An important feature to take on board is the extraction rate. The higher the rate the more efficient the cooker hood will be. This is measured in cubic metres per hour. The extraction rate needed is dependent on the size of the kitchen. So the larger the kitchen, the greater the extraction rate should be.
When installing an extractor hood it is vital to consider whether to recirculate the air using a filter or whether to duct out. Ducting out can sometimes be the preferred method as it enables all the excess air to be filtered away. In some properties however you are unable to duct out, so recirculation using a carbon or charcoal filter is an alternative.
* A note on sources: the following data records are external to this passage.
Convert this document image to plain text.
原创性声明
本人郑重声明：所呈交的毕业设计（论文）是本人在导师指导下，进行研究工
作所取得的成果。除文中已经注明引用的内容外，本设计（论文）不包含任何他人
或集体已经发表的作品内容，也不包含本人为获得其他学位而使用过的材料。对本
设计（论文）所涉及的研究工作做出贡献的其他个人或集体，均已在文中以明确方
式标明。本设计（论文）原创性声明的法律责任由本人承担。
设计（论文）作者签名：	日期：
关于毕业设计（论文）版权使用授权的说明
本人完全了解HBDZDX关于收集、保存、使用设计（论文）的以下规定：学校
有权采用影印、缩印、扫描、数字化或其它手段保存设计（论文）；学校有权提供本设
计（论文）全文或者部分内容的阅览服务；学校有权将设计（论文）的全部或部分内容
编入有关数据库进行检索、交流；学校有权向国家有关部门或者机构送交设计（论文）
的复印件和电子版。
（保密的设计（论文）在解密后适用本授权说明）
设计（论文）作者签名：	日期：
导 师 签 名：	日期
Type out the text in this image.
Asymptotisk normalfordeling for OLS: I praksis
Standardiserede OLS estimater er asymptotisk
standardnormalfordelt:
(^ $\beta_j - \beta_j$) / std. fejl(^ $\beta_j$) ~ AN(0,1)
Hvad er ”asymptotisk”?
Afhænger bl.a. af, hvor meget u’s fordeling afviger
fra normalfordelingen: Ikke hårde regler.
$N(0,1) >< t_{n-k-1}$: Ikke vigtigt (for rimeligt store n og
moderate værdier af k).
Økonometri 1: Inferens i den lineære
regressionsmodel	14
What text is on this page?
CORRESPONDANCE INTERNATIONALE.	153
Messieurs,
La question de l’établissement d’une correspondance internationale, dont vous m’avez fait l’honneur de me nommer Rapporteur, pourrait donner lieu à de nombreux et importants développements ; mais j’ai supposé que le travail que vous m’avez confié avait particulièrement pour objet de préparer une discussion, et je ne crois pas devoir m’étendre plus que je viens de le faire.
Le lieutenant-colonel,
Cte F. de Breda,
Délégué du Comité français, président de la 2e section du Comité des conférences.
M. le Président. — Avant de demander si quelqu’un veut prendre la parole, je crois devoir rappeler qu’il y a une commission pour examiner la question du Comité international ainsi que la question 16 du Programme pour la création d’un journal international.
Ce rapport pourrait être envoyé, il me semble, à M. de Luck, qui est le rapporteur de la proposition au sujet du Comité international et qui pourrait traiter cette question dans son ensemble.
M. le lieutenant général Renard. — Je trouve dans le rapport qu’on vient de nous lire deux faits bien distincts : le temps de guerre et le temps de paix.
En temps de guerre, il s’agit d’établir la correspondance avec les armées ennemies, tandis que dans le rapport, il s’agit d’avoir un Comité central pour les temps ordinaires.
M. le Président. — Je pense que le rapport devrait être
This is a perfect method if you are lacking space in your kitchen, however it can result in less air being recirculated, as filters can restrict some of the air flow. Further, the filters will need replacing. This is dependent on use, but approximately they will need to be replaced every six months.
When deciding on cooker hoods it is essential to take into account the amount of noise they produce. This is measured in decibels. This noise level can vary depending on what type of ducting is used, and the setting the hood is on at the time.
There are many different types of hoods on the market, some of them are:
If you are interested in an eye catching appliance which will stand out in your kitchen then designer chimney hoods would be a perfect choice.
Alternatively, if you have a hood which is built into an island unit and you can view all around the hood then an island hood would be best suited to you, which are designed so they can be seen at an angle.
If you do not wish to have your hood on show then an integrated hood is a good option as it allows the hood to be hidden in your kitchen behind a door panel, which is pulled out during use.
Alternatively, you can opt for a canopy hood which is designed to fit under an overhead canopy kitchen unit.
Downdraft hoods can also be used. They rise from the worktop, and so are perfect to maximise space.
Alternatively, you can choose a telescopic hood which fit underneath a kitchen cabinet above a hob and can be pulled out when needed.
Due to the huge variety of extractor hoods available there is one to meet everyone’s needs, the difficult part is choosing just one!